Veggie Loving Dinos Can Have Feathers Too!
Fossils of feathered dinosaurs are no longer as terribly rare as they once were, even if they still are exciting finds. However, so far all feathered dinosaurs have been the flesh-eating two-legged raptors theorized to be the ancestors of modern birds. Now paleontologists have found evidence that some large plant eating dinos also sported bristly feathers, changing the rules for predicting who likely had plumage.
Some Onithischians - the vast dinosaur group that consisted of strict vegetarians - have been discovered to have three kinds of feathers protruding from well-preserved skulls.
The dinosaurs in question, Kulindadromeus zabaikalicus, lived 160 million years ago and is theorized to have been a plant eating swamp dweller. The dino likely used its front limbs to comb up food while it trounced around muddy ground on bipedal legs.
Leading an analysis of six partial skulls of K. zabaikalicus, Pascal Godefroit of the Royal Belgian Institute of Natural Sciences in Brussels found evidence of short bristle-like feathers that likely ran from the creatures' heads and down the length of their backs.
"I think their function was primarily for insulation," Godfroit told NewScientist.
Insulation feathers are not uncommon among flightless dinosaurs, even if this is the first time clear evidence of them has been found in a member of the Onithischian half of the dinosaur family tree.
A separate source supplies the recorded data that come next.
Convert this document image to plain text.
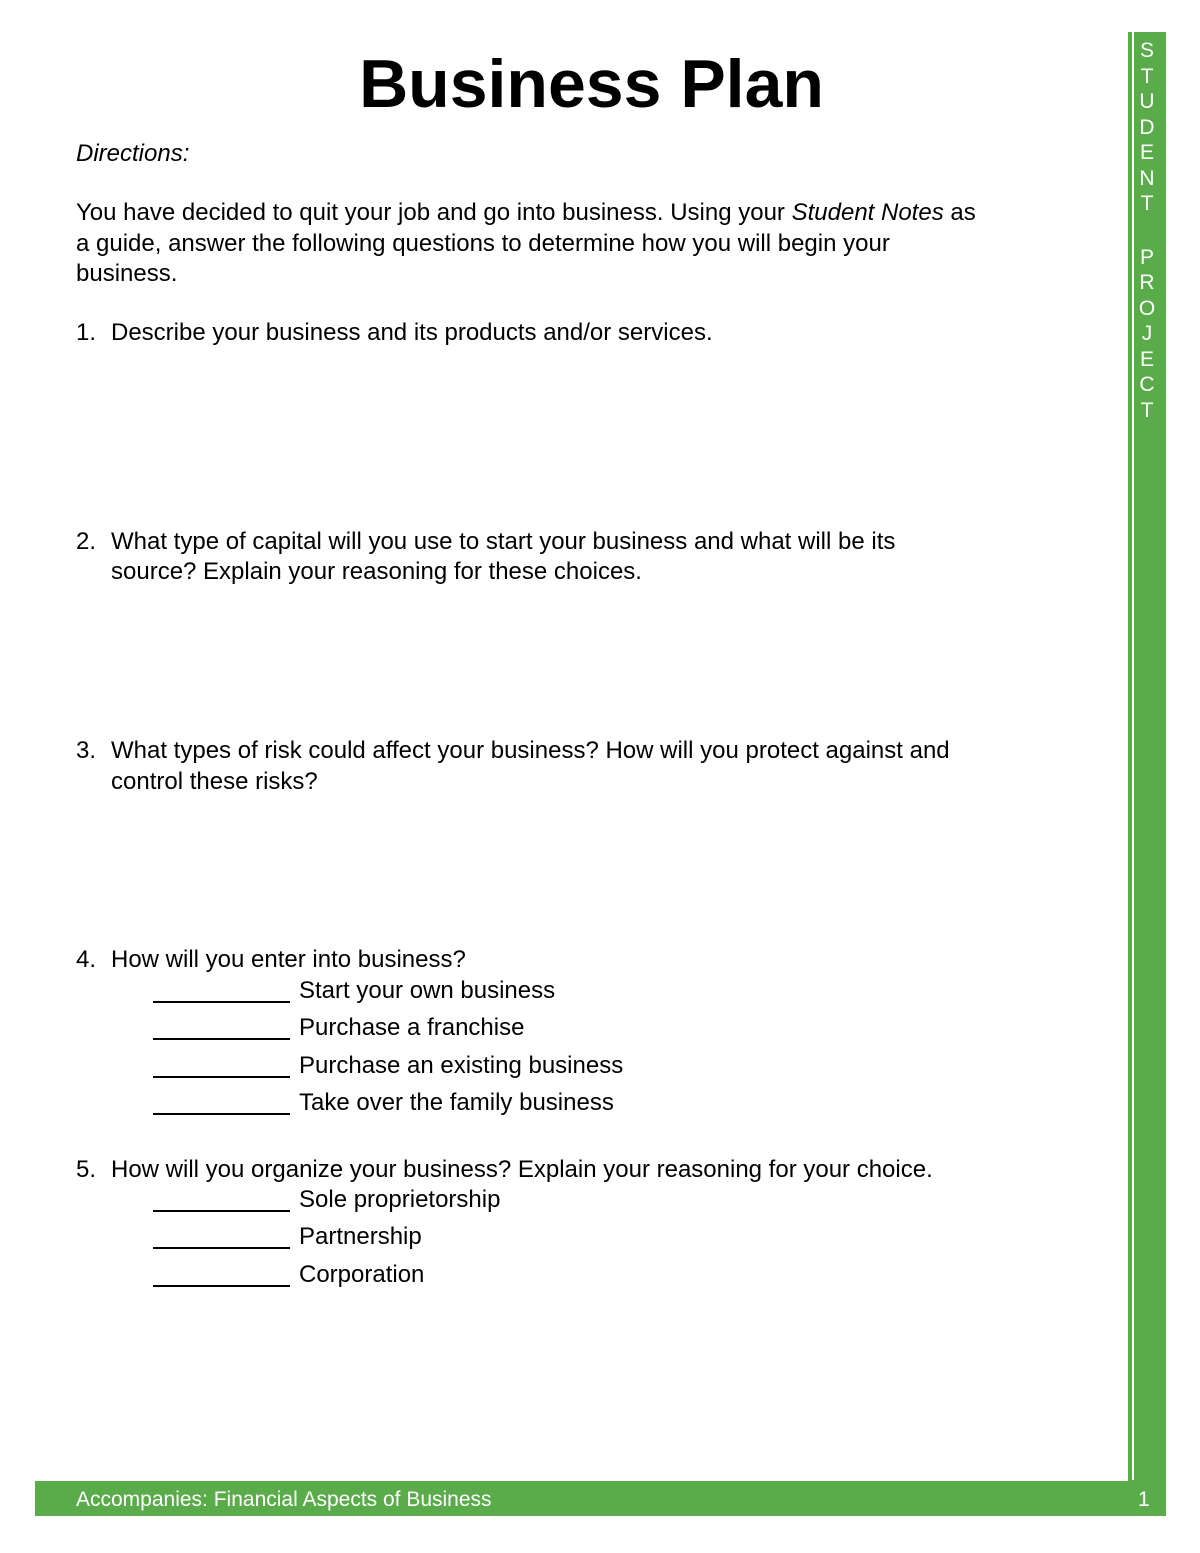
S
T
U
D
E
N
T
P
R
O
J
E
C
T
Business Plan
Directions:
You have decided to quit your job and go into business. Using your Student Notes as
a guide, answer the following questions to determine how you will begin your
business.
1. Describe your business and its products and/or services.
2. What type of capital will you use to start your business and what will be its
source? Explain your reasoning for these choices.
3. What types of risk could affect your business? How will you protect against and
control these risks?
4. How will you enter into business?
Start your own business
Purchase a franchise
Purchase an existing business
Take over the family business
5. How will you organize your business? Explain your reasoning for your choice.
Sole proprietorship
Partnership
Corporation
Accompanies: Financial Aspects of Business	1
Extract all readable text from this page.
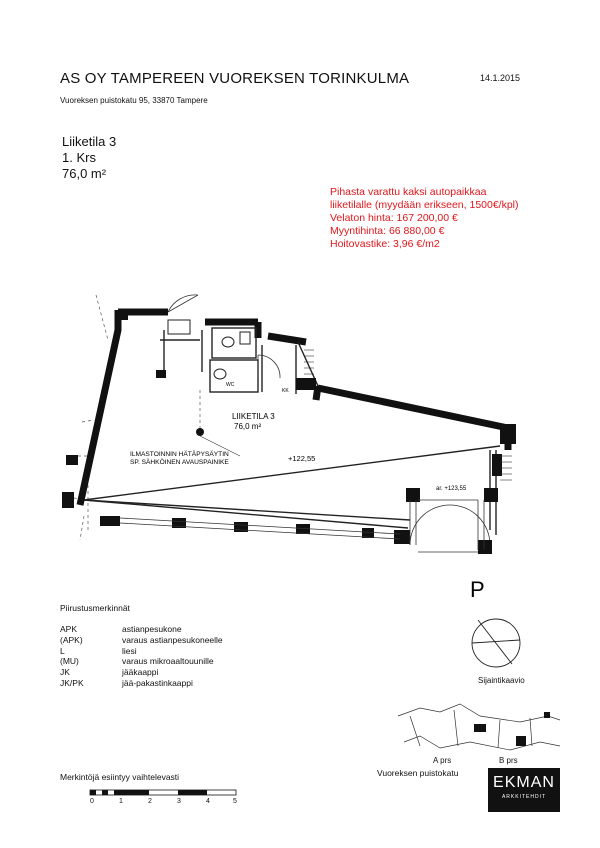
AS OY TAMPEREEN VUOREKSEN TORINKULMA	14.1.2015
Vuoreksen puistokatu 95, 33870 Tampere
Liiketila 3
1. Krs
76,0 m²
Pihasta varattu kaksi autopaikkaa
liiketilalle (myydään erikseen, 1500€/kpl)
Velaton hinta: 167 200,00 €
Myyntihinta: 66 880,00 €
Hoitovastike: 3,96 €/m2
LIIKETILA 3
76,0 m²
ILMASTOINNIN HÄTÄPYSÄYTIN
SP. SÄHKÖINEN AVAUSPAINIKE	+122,55
ar. +123,55
WC
KK
P
Piirustusmerkinnät
APK	astianpesukone
(APK)	varaus astianpesukoneelle
L	liesi
(MU)	varaus mikroaaltouunille
JK	jääkaappi
JK/PK	jää-pakastinkaappi	Sijaintikaavio
A prs	B prs
Vuoreksen puistokatu
Merkintöjä esiintyy vaihtelevasti
0	1	2	3	4	5
EKMAN
ARKKITEHDIT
Two other feathers the team found were much more interesting. Lengthened filaments similar to the downy feathers seen on modern birds likely sheathed the tops of the dinosaur's limbs, and evidence of strange ribbon-like feathers were also found around leg bones.
"They consist of clusters of six or seven ribbon-shaped elements bundled together," said Godefroit. "There's nothing like it in modern birds."
According to the team's conclusions , the best explanation for these limb feathers they can think of is display.
A study detailing these findings was published in the journal Science for July 25.